Re: the homewrecking question (the OP's word), that can be the case. I have a friend whose husband is determined to sell the marital home so he can have enough money for his new life with his new love. If he's successful, the children will have to leave the only house they've ever lived in. That is homewrecking.

lucyellensmum · 05/06/2007 15:05

brown sugar babe, i don't think you are an evil other woman, however it worries me when people make comments like "if he were happy at home"....it makes it sound like the previous womans fault. What about the man???

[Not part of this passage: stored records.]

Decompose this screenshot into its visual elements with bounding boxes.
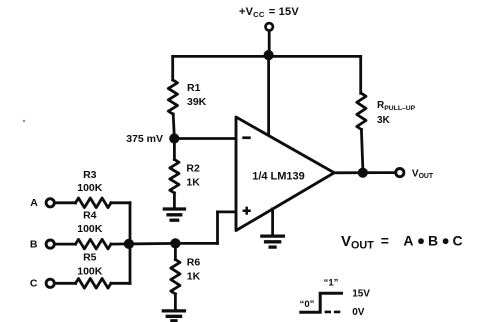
wire R6 junction to riser — [175, 242, 217, 245]
node output junction — [358, 168, 368, 178]
wire into non-inverting input — [218, 210, 236, 213]
wire V+ supply into comparator — [267, 55, 270, 135]
svg-text:100K: 100K — [77, 265, 103, 277]
svg-text:=: = — [381, 232, 389, 248]
wire R6 bottom to ground — [174, 294, 177, 310]
svg-text:100K: 100K — [77, 182, 103, 194]
wire comparator output to Vout terminal — [334, 171, 395, 174]
svg-text:R2: R2 — [186, 163, 200, 175]
wire comparator ground pin stem — [271, 209, 274, 235]
terminal input A — [46, 199, 54, 207]
svg-text:15V: 15V — [352, 288, 370, 299]
wire Vcc terminal stem — [268, 31, 271, 51]
svg-text:B: B — [30, 239, 38, 251]
wire R4 to bus junction — [111, 242, 129, 245]
scan speck artifact — [23, 120, 25, 122]
svg-text:VOUT: VOUT — [341, 233, 374, 252]
wire input C to R5 — [55, 282, 76, 285]
wire R2 bottom to ground — [173, 193, 176, 208]
wire right drop to pull-up resistor — [359, 56, 362, 93]
svg-text:“0”: “0” — [300, 299, 315, 310]
svg-text:39K: 39K — [187, 96, 207, 108]
svg-text:1/4 LM139: 1/4 LM139 — [252, 170, 305, 182]
resistor R1 39K — [168, 80, 177, 114]
wire pull-up resistor bottom to output node — [361, 130, 362, 168]
wire summing bus vertical (A to C) — [129, 203, 132, 283]
svg-text:RPULL–UP: RPULL–UP — [377, 100, 416, 112]
wire R6 top stem — [174, 243, 177, 259]
resistor R5 100K — [76, 279, 112, 289]
svg-text:B: B — [428, 232, 438, 248]
wire input A to R3 — [55, 201, 76, 204]
svg-text:C: C — [30, 278, 38, 290]
svg-text:A: A — [30, 197, 38, 209]
svg-text:R1: R1 — [187, 82, 201, 94]
terminal Vout — [396, 169, 404, 177]
node R6 junction — [170, 238, 180, 248]
resistor R4 100K — [76, 239, 112, 249]
svg-text:1K: 1K — [187, 271, 201, 283]
wire riser to non-inverting input — [216, 212, 219, 244]
resistor R3 100K — [76, 198, 112, 208]
svg-text:“1”: “1” — [324, 278, 339, 289]
resistor R2 1K — [170, 160, 179, 194]
svg-text:375 mV: 375 mV — [126, 133, 163, 145]
svg-text:A: A — [403, 232, 413, 248]
resistor Rpull-up 3K — [357, 93, 366, 129]
svg-text:+VCC = 15V: +VCC = 15V — [239, 6, 299, 19]
svg-text:1K: 1K — [186, 177, 200, 189]
ground comparator negative supply pin — [260, 236, 285, 247]
ground below R2 — [163, 209, 186, 220]
svg-text:0V: 0V — [352, 307, 365, 318]
svg-text:R3: R3 — [83, 169, 97, 181]
wire top supply rail — [173, 55, 361, 58]
svg-text:R6: R6 — [187, 257, 201, 269]
ground below R6 — [162, 311, 186, 321]
svg-text:C: C — [453, 232, 463, 248]
node summing bus junction B — [124, 239, 134, 249]
svg-text:3K: 3K — [377, 115, 391, 126]
wire R3 to summing bus — [111, 201, 130, 204]
wire input B to R4 — [55, 243, 76, 246]
node Vcc junction — [264, 50, 274, 60]
terminal input B — [46, 240, 54, 248]
node 375 mV reference junction — [169, 133, 179, 143]
svg-text:100K: 100K — [77, 223, 103, 235]
terminal input C — [46, 279, 54, 287]
op-amp U1 1/4 LM139 comparator triangle — [236, 117, 334, 231]
non-inverting input plus sign — [243, 207, 251, 215]
svg-text:VOUT: VOUT — [412, 168, 434, 180]
wire R5 to summing bus — [111, 282, 130, 285]
inverting input minus sign — [242, 136, 250, 139]
wire bus junction to R6 junction — [129, 242, 176, 245]
wire R1 top stem — [171, 56, 174, 80]
waveform logic levels legend — [299, 293, 343, 312]
wire inverting input (375 mV node to comparator) — [174, 137, 235, 140]
resistor R6 1K — [171, 260, 180, 295]
svg-text:R5: R5 — [83, 252, 97, 264]
wire node to R2 top — [173, 139, 176, 160]
svg-text:R4: R4 — [83, 210, 97, 222]
wire R1 bottom to node — [173, 114, 174, 135]
terminal Vcc — [266, 23, 273, 30]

What really worries me is this though, my DP and i have been together for 15 years (tomorrow) and have been going through a bad patch, well more like a bad fucking quilt for the past few years, i hate to admit, since DD was born. It probably is my fault, im neurotic and deppresive. We had the perfect relationship, people thought, and still do that we were forever. Now im not so sure - so its great to know that out there somewhere there could be someone waiting to take him from me and take advantage of the fact that he is not happy at home, i know he isnt and i know its my own fault, but it wont stop me from scrathing the eyes out of any bitch who tries. So of course, now i have yet another thing to worry about, is he going to look for the old me in someone else? its catch 22, now im insecure and possesive, before i would have bet my life on him only having eyes for me.

KerryMum · 05/06/2007 15:05

This reply has been deleted

Message withdrawn at poster's request.

bozza · 05/06/2007 15:07

On the building bridges front, I think blaming the MIL and SIL for not coming to the wedding is a bit disingenous. Given that it was only 4 months after the split they presumably felt the need to support the single mother of their 6mo grandchild. That does not mean that nothing can be done ever after.

And you say that not all grandmothers are the grey haired knitting type. How the hell do you know what type of grandmother your DS has, since you have never met her?

CountessDracula · 05/06/2007 15:08

no

OrmIrian · 05/06/2007 15:41

In 7 years have either side many any attempt to patch things up BSB. 7 years is a hell of a long time. It could come from either side surely. Like bozza says it's not really surprising that MIL didn't come to the wedding given the timing. Does that mean any relationship has to be written off?